UF student in early child-special education receives DEC’s doctoral student award
Post Dec. 14, 2010
The Division for Early Childhood, part of the national Council for Exceptional Children, has named Tara McLaughlin, a UF doctoral candidate in early childhood-special special education, as the 2010 recipient of the J. David Sexton Doctoral Student Award.
McLaughlin (right) was cited for making contributions to young children with special needs and their families through research, higher education, publications, policy and information dissemination. Her research interests include early intervention with a focus on inclusion, embedded instruction and posiitive behavioral supports.
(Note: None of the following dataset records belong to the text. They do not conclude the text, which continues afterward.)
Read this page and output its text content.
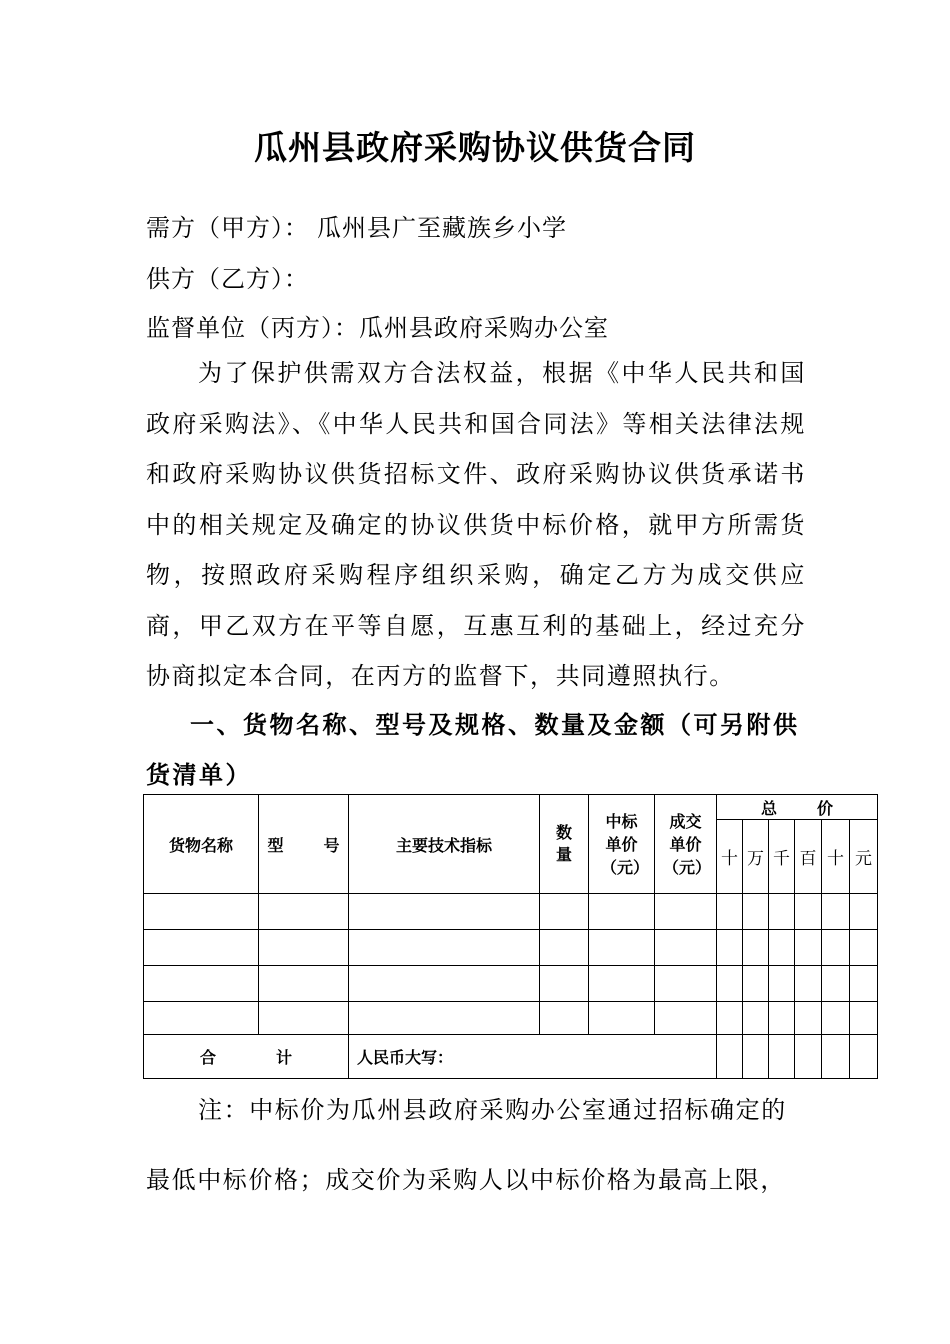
瓜州县政府采购协议供货合同
需方（甲方）： 瓜州县广至藏族乡小学
供方（乙方）：
监督单位（丙方）：瓜州县政府采购办公室
为了保护供需双方合法权益，根据《中华人民共和国政府采购法》、《中华人民共和国合同法》等相关法律法规和政府采购协议供货招标文件、政府采购协议供货承诺书中的相关规定及确定的协议供货中标价格，就甲方所需货物，按照政府采购程序组织采购，确定乙方为成交供应商，甲乙双方在平等自愿，互惠互利的基础上，经过充分协商拟定本合同，在丙方的监督下，共同遵照执行。
一、货物名称、型号及规格、数量及金额（可另附供货清单）
货物名称	型 号	主要技术指标	数量	中标单价（元）	成交单价（元）	总 价					
						十	万	千	百	十	元

合 计		人民币大写：									
注：中标价为瓜州县政府采购办公室通过招标确定的
最低中标价格；成交价为采购人以中标价格为最高上限，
While pursuing her doctorate, she has served as a research assistant on several funded projects and is the research coordinator on a federal Institute of Education Sciences (USDOE) grant investigating the impact of professional development on early childhood teachers’ use of embedded instruction and outcomes for young children with disabilities.
McLaughlin completed her master’s in special education in 2003 and was an early primary special education teacher in New Zealand for two years, before enrolling in UF’s doctoral program in 2006. She is lead author on a manuscript accepted for publication, a contributing author on a published book chapter and a submitted manuscript, and has served as a guest reviewer for the Journal of Early Intervention. She was selected last year from a highly competitive applicant pool to participate in the Pre-Elementary Education Longitudinal Study (PEELS) Data Training Seminar sponsored by the National Center for Special Education Reearch. She has already conducted one pilot study from the data and is using the data for her dissertation.
Her doctoral adviser is Professor Patrica Snyder, the David Lawrence Jr. Endowed Chair in Early Childhood Studies at UF.
UF has previous ties to DEC’s prestigious Sexton award. EduGator alum Brian Boyd (PhD ’05, early childhood-special education), now on the University of North Carolina-Chapel Hill occupational science faculty, received the honor in 2005; Snyder, though, was the very first recipient, selected in 1992 while a doctoral student at the University of New Orleans. Her adviser? None other than Professor J. David Sexton, the award’s namesake, who was revered as an outstanding mentor and leader in his field.
McLaughlin is the latest EduGator to add to UF’s legacy in DEC’s Sexton awards program.